Pracą systemu zawiaduje komputer (rozbudowany sterownik), zbierający i przetwarzający sygnały płynące do niego z różnorodnych czujników rozmieszczonych w budynku i w ogrodzie. Ale są także tzw. systemy rozproszone, w których wszystkie włączone do układu urządzenia wymieniają sie informacjami, lecz każde z nich ma wbudowany własny moduł interpretujący te sygnały i podejmujący decyzje.
Czujniki oraz wszelkie manipulatory i włączniki nazywa się sensorami. Na sygnały z sensorów reagują elementy wykonawcze, nazywane aktorami. To silniki napędów, siłowniki, przekaźniki, ściemniacze, czyli wszystko, co działa po otrzymaniu sygnału z sensora. Niezbędne do ich funkcjonowania jest zasilanie, trzeba zatem doprowadzić do nich instalację elektryczną.
Do przesyłania sygnałów służą przewody elektryczne lub fale radiowe. Czujniki (ruchu, wilgotności, ciśnienia, natężenia światła, zalania, dymu, czadu, gazu usypiającego) rejestrują zmiany wewnątrz i na zewnątrz domu i przekazują je do jednostki centralnej.

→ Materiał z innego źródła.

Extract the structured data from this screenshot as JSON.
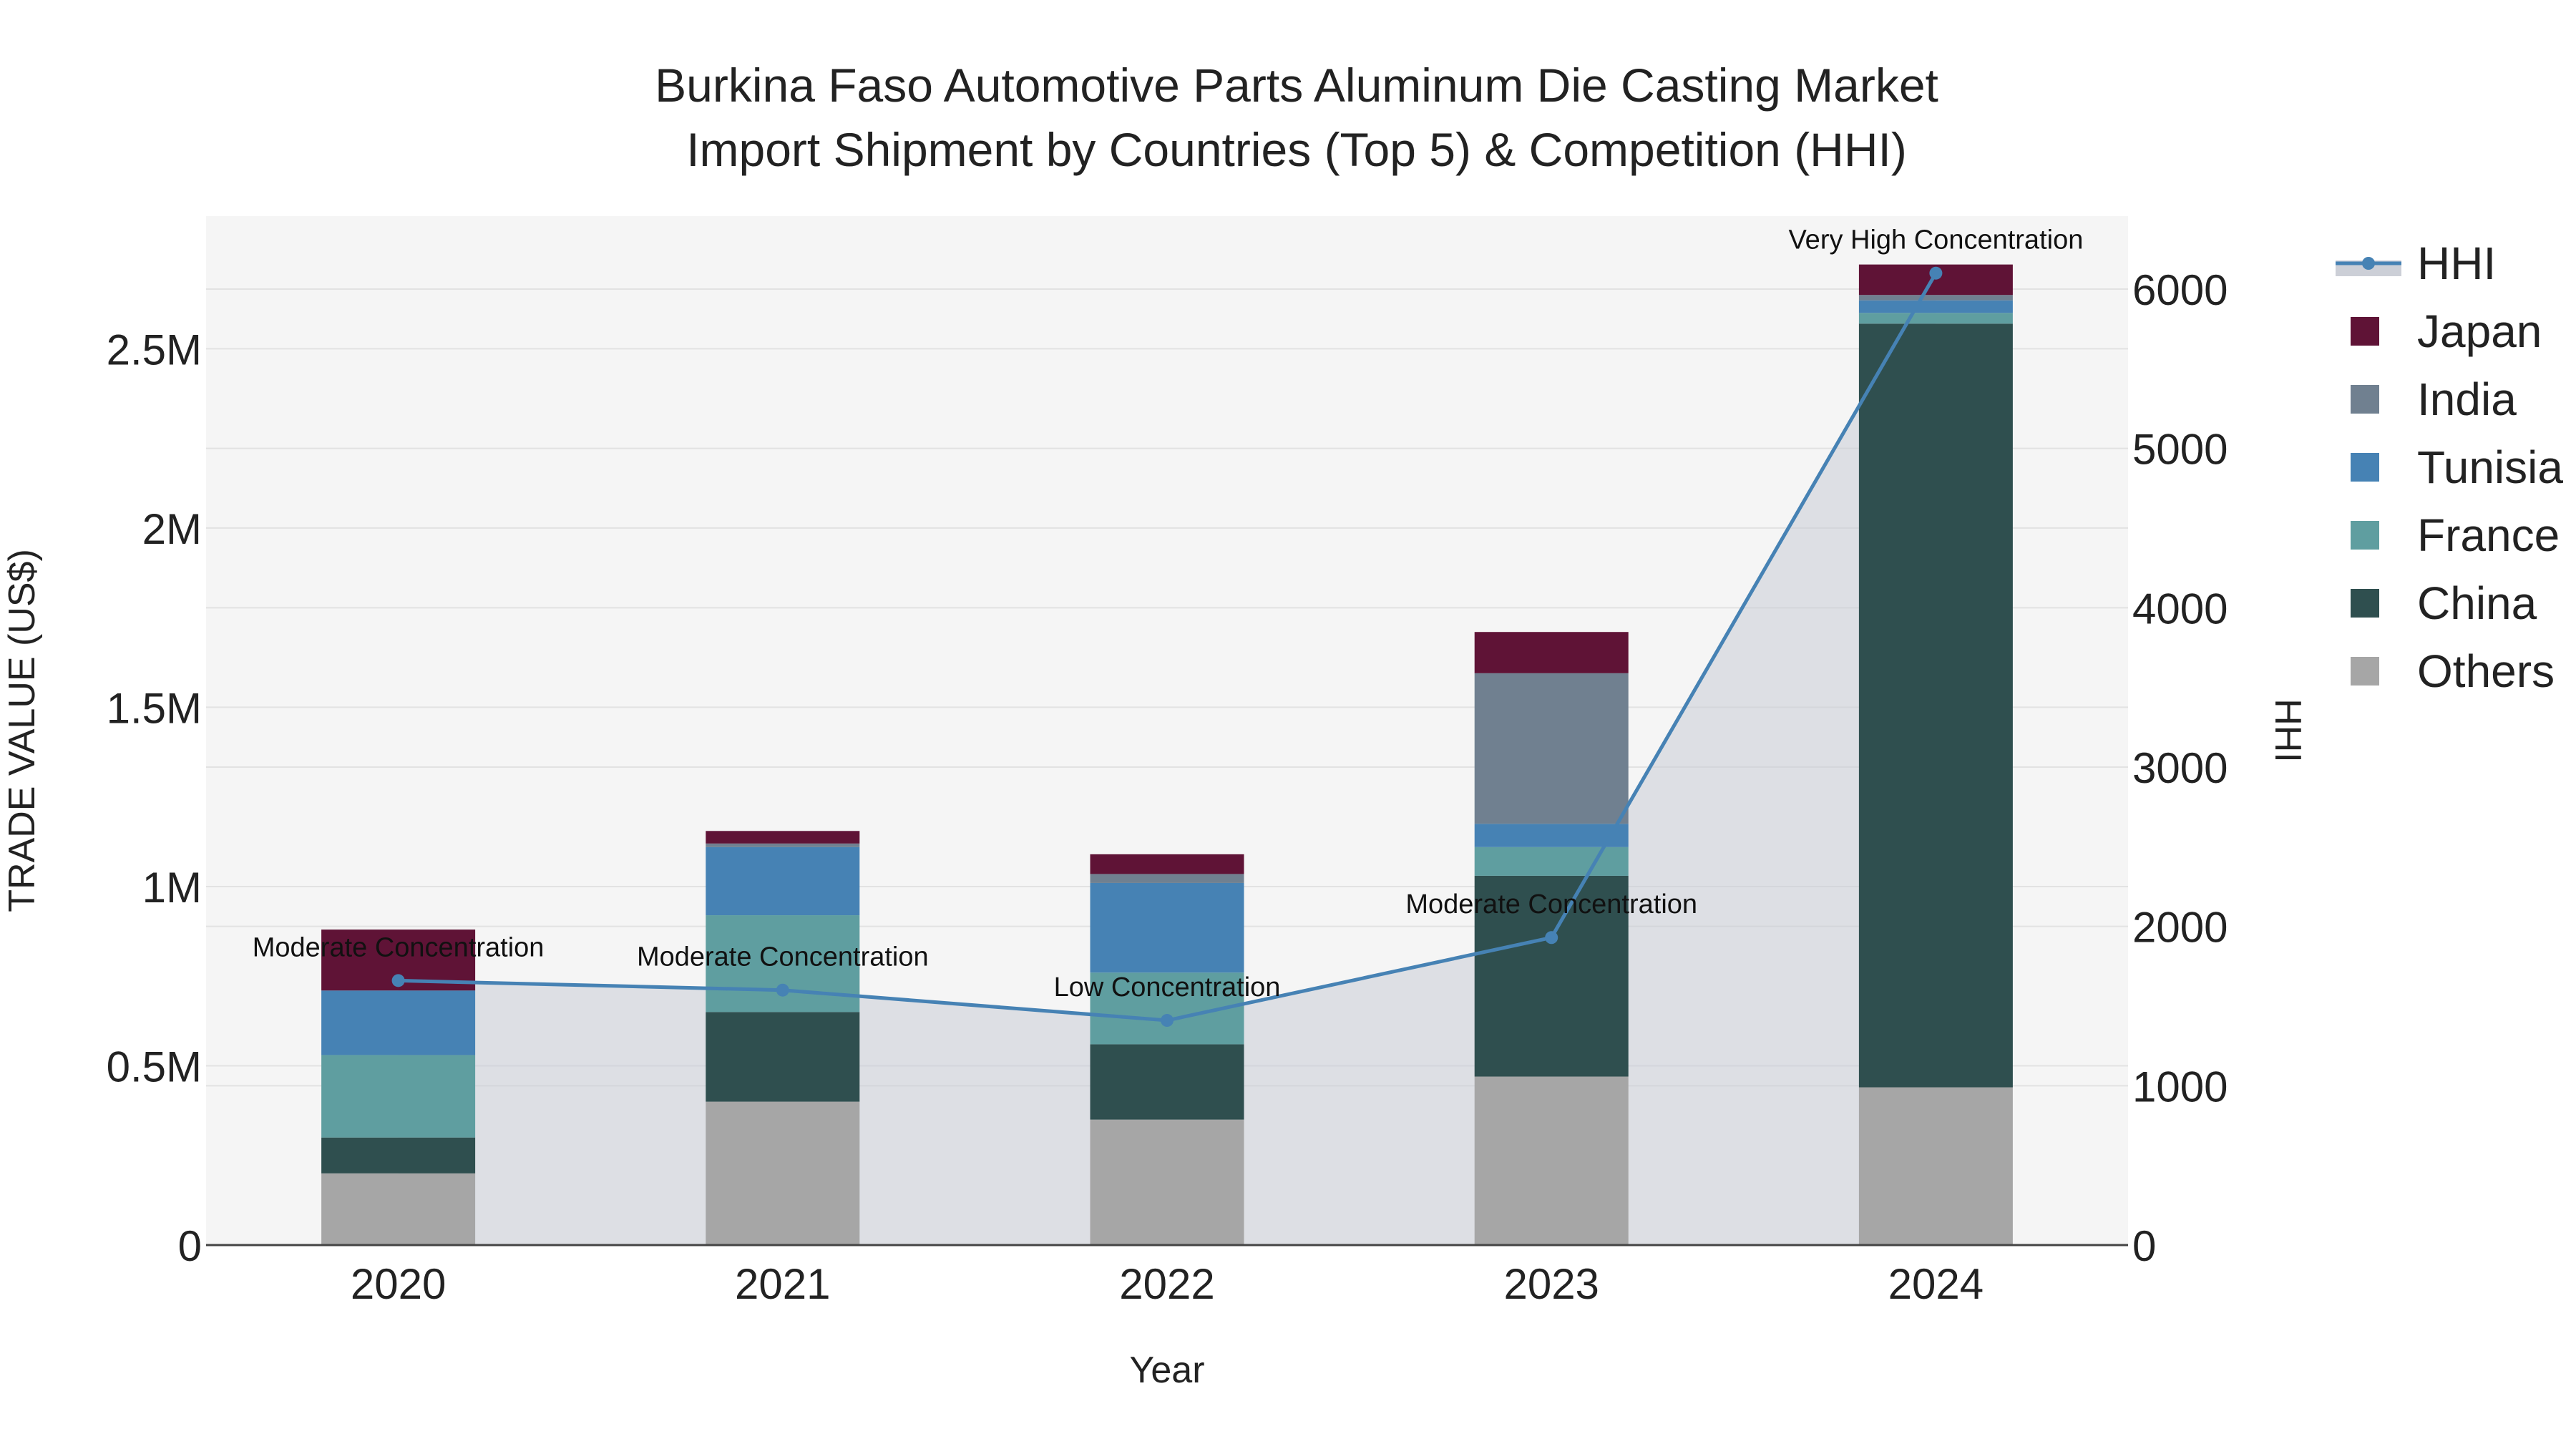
{
  "chart_data": {
    "type": "bar",
    "title_lines": [
      "Burkina Faso Automotive Parts Aluminum Die Casting Market",
      "Import Shipment by Countries (Top 5) & Competition (HHI)"
    ],
    "xlabel": "Year",
    "ylabel": "TRADE VALUE (US$)",
    "y2label": "HHI",
    "categories": [
      "2020",
      "2021",
      "2022",
      "2023",
      "2024"
    ],
    "ylim": [
      0,
      2870000
    ],
    "y2lim": [
      0,
      6458
    ],
    "yticks": [
      {
        "value": 0,
        "label": "0"
      },
      {
        "value": 500000,
        "label": "0.5M"
      },
      {
        "value": 1000000,
        "label": "1M"
      },
      {
        "value": 1500000,
        "label": "1.5M"
      },
      {
        "value": 2000000,
        "label": "2M"
      },
      {
        "value": 2500000,
        "label": "2.5M"
      }
    ],
    "y2ticks": [
      {
        "value": 0,
        "label": "0"
      },
      {
        "value": 1000,
        "label": "1000"
      },
      {
        "value": 2000,
        "label": "2000"
      },
      {
        "value": 3000,
        "label": "3000"
      },
      {
        "value": 4000,
        "label": "4000"
      },
      {
        "value": 5000,
        "label": "5000"
      },
      {
        "value": 6000,
        "label": "6000"
      }
    ],
    "series": [
      {
        "name": "Others",
        "color": "#a6a6a6",
        "values": [
          200000,
          400000,
          350000,
          470000,
          440000
        ]
      },
      {
        "name": "China",
        "color": "#2f4f4f",
        "values": [
          100000,
          250000,
          210000,
          560000,
          2130000
        ]
      },
      {
        "name": "France",
        "color": "#5f9ea0",
        "values": [
          230000,
          270000,
          200000,
          80000,
          30000
        ]
      },
      {
        "name": "Tunisia",
        "color": "#4682b4",
        "values": [
          180000,
          190000,
          250000,
          65000,
          35000
        ]
      },
      {
        "name": "India",
        "color": "#708090",
        "values": [
          0,
          10000,
          25000,
          420000,
          15000
        ]
      },
      {
        "name": "Japan",
        "color": "#5f1336",
        "values": [
          170000,
          35000,
          55000,
          115000,
          85000
        ]
      }
    ],
    "hhi": {
      "name": "HHI",
      "color": "#4682b4",
      "area_color": "#c6cad3",
      "values": [
        1660,
        1600,
        1410,
        1930,
        6100
      ],
      "annotations": [
        "Moderate Concentration",
        "Moderate Concentration",
        "Low Concentration",
        "Moderate Concentration",
        "Very High Concentration"
      ]
    },
    "legend_order": [
      "HHI",
      "Japan",
      "India",
      "Tunisia",
      "France",
      "China",
      "Others"
    ],
    "legend_position": "right",
    "grid": true
  }
}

Każda zmiana zachodząca w jednym podsystemie natychmiast dociera do reszty. Wszystkie podsystemy uwzględniają ją i reagują. Na przykład jeżeli właściciele pozostawią w budynku otwarte okno dachowe, zaś system wykryje opady deszczu oraz silny wiatr, siłownik zamknie je i zwinie markizę tarasową.
A gdy w nocy wystąpią opady śniegu i znacznie obniży się temperatura - automatyka uruchomi instalację przeciwoblodzeniową na chodniku i podjeździe i podniesie temperaturę ogrzewania budynku.
W opcji najbardziej zaawansowanej, wracając z pracy można smartfonem włączyć ekspres do kawy i piekarnik, by po dojeździe do domu czekało na nas ulubione latte i gorący obiad.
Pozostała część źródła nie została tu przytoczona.